Software

Biocaml is an OCaml library for bioinformatics. It is meant to be the OCaml analog to BioPerl, BioPython, etc. This library was originally used for the modENCODE Project at Yale, and has since been used on a variety of other projects at NYU and elsewhere. The API is well documented and many additional features are planned.

At NYU, I managed and co-authored (with Sebastien Mondet) several software projects. Two code bases are in production use: hitscore operates all computational aspects of the Genomics Core Facility and th17 automates many of the analyses for the Th17 Project in the Bonneau Lab. All software is implemented in OCaml for the full stack: interfacing to databases, managing millions of files, launching jobs on HPC clusters, running analysis pipelines, and displaying results on websites. Our websites are built on various Ocisgen projects, such Lwt, Js_of_ocaml, and Eliom. For the Gunsalus Lab, I wrote utrome, which organized and analyzed several modENCODE datasets. We also developed sequme, an internal library containing miscellaneous functions that didn’t fit anywhere else. None of this code is documented nor particularly useful outside of NYU. Nonetheless it is open source.

Our code on Mechanizing Mathematics has been distributed with our publications on this topic. I originally started this work in SML, we then switched over to OCaml, and Sooraj Bhat, the lead PhD student on this project re-implemented parts of it in Coq.

TranxPipe is a pipeline, implemented in OCaml, for analyzing microarray data for the modENCODE Project. It consists of data management—e.g. storing data in a controlled directory structure and tracking meta-data in JSON files—conducting various analyses—e.g. segmenting transcription signals, computing gene expression levels, finding the targets of transcription factors, computing ROC curves—and finally generating output reports in html and plain text formats.

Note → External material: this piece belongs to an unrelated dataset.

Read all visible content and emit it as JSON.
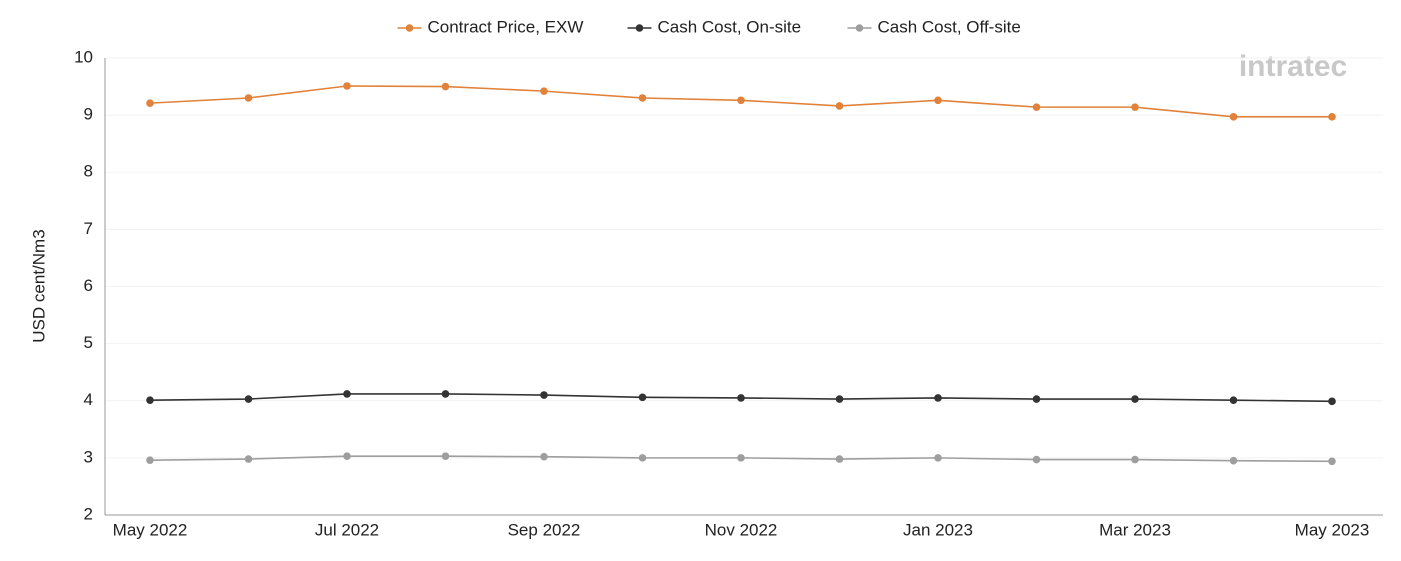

AdaptTo (written in SML) and Adaxo (written in Haskell) are data analyzers for PerTrac and Advent Axys output, two software used in the finance industry. Data is exported from these tools, and my software conducts some of the further analysis that this company uses in a proprietary fund ranking strategy. This software was in production use without modification for 6 years.

I was briefly involved in the Nettle Project, which aims to provide high level control and configuration of computer networks. This is realized by embedding a domain specific language in Haskell. I designed a collection of types to represent messages of the OpenFlow protocol, wrote binary serializers for transmitting and reading the messages, and set up some of the infrastructure for running code in virtualized environments based on Netkit, Open vSwitch, and OpenFlow’s own reference implementation.